Over Lunar New Year holiday, wheelchair bound travelers still can’t board buses

Posted on : 2017-01-27 14:20 KST Modified on : 2019-10-19 20:29 KST
Access to transportation is guaranteed by law, but bus companies have failed to accommodate people with disabilities
Ahead of the Lunar New Year holiday
Ahead of the Lunar New Year holiday

“Disabled customers who wish to board with their wheelchairs are not being offered transportation services due to various conditions concerning express bus vehicles and travel.”

The message appears to travelers who access the National Express Bus Transportation Association (KOBUS) home page ahead of the Lunar New Year holiday.

“The express bus industry is making continued efforts to address this issue and requests your understanding,” it concludes. KOBUS posted the same announcement during major holidays last year.

South Korea has some 9,500 express and intercity buses operating nationwide. None have wheelchair boarding equipment installed. Folding wheelchairs can be folded up and stored in the baggage compartment, but those with motorized wheelchairs have no means of boarding.

“The announcement about there not being ‘buses that wheelchair users can use’ has been posted on the homepage for the past several years,” KOBUS explained.

“To make and operate buses that disabled people can use, we need government support,” it added.
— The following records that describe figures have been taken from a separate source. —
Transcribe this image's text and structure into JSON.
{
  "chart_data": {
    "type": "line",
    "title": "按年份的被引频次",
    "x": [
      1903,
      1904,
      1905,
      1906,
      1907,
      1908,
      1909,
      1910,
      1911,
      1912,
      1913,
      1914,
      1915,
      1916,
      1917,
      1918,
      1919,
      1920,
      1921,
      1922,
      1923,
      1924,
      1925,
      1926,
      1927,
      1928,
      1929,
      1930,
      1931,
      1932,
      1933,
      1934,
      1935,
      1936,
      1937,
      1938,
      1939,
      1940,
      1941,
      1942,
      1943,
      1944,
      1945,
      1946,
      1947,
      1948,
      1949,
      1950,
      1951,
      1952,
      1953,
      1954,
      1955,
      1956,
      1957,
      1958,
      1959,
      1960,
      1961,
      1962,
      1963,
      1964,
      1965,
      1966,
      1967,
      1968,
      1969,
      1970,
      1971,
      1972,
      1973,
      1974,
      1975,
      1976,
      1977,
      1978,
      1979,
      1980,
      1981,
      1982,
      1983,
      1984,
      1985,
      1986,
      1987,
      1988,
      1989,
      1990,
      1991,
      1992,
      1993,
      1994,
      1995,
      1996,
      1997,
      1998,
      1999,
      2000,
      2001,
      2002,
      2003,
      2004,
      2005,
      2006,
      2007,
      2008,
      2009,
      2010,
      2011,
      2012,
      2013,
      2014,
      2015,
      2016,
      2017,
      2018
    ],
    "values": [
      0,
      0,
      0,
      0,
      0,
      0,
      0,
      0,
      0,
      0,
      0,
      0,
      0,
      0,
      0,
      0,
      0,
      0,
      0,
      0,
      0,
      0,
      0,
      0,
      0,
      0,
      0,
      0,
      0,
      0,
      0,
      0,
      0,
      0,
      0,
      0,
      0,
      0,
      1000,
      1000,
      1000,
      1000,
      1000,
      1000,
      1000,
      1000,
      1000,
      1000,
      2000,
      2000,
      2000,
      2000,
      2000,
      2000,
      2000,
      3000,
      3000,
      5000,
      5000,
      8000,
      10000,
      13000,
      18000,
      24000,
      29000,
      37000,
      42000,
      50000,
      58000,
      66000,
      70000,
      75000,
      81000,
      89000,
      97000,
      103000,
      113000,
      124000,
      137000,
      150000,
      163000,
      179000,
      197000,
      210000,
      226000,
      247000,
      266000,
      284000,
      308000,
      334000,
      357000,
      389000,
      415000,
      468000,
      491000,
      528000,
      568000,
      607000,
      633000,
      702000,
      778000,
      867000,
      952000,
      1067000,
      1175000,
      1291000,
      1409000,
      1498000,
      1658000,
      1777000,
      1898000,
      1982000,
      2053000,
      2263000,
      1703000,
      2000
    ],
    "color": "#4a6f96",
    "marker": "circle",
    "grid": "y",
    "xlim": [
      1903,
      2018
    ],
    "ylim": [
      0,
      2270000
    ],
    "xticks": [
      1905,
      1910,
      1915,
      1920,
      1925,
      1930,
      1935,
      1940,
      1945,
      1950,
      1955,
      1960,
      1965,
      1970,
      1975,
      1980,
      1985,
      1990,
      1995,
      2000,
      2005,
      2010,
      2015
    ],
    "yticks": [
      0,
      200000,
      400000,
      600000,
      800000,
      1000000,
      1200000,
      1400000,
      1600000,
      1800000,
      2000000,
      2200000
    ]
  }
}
The Ministry of Land, Infrastructure and Transport’s Korea Transportation Safety Authority only announced its plan to research a standard model for improved express and intercity buses in November of last year. The key aim of the study is to acquire improvement technology for buses with boarding equipment for wheelchairs measuring 130 cm in length and 70 cm in width and weighing 275 kg with their users. But the research period alone, which starts in 2017, is expected to last three years.

KOBUS introduced premium express buses around November 2016. Next to the announcement about being unable to accommodate wheelchairs is another about the premium express bus service.

“Experience the best express buses in Korea,” it reads. “A wide range of amenities available, including state-of-the-art safety equipment, comfortable sheets and spaces of your own, and private monitors, tables, and books for all seats. Movies, TV shows, and other contents also available.”

But those buses also lack wheelchair boarding equipment. While KOBUS is capable of making premium express buses, it can’t make buses that accommodate wheelchair users.

The group Solidarity Against Disability Discrimination (SADD) held a press conference at Seoul’s Gangnam Express Bus Terminal on Jan. 26 to call for guarantees on intercity travel for mobility-disadvantaged transportation users. The press conferences have been taking place for three years now.

One of the participants was Park Gyeong-mi, 43, who was diagnosed with a Level 1 brain injury due to a sudden bout with high fever when she was a child.

“Disabled people also want to travel and go home by bus, and it would be nice if they could,” she told the Hankyoreh in a telephone interview.

Park’s wish is to be able to take the bus to Gangwon Province or Tongyeong, South Gyeongsang Province, to see the ocean.

Enacted in Jan. 2006, the Act on Promotion of the Transportation Convenience of the Mobility Disadvantaged states that disabled persons and others with mobility disadvantages “must be able to use all means of transportation available to non-disadvantaged persons without discrimination.”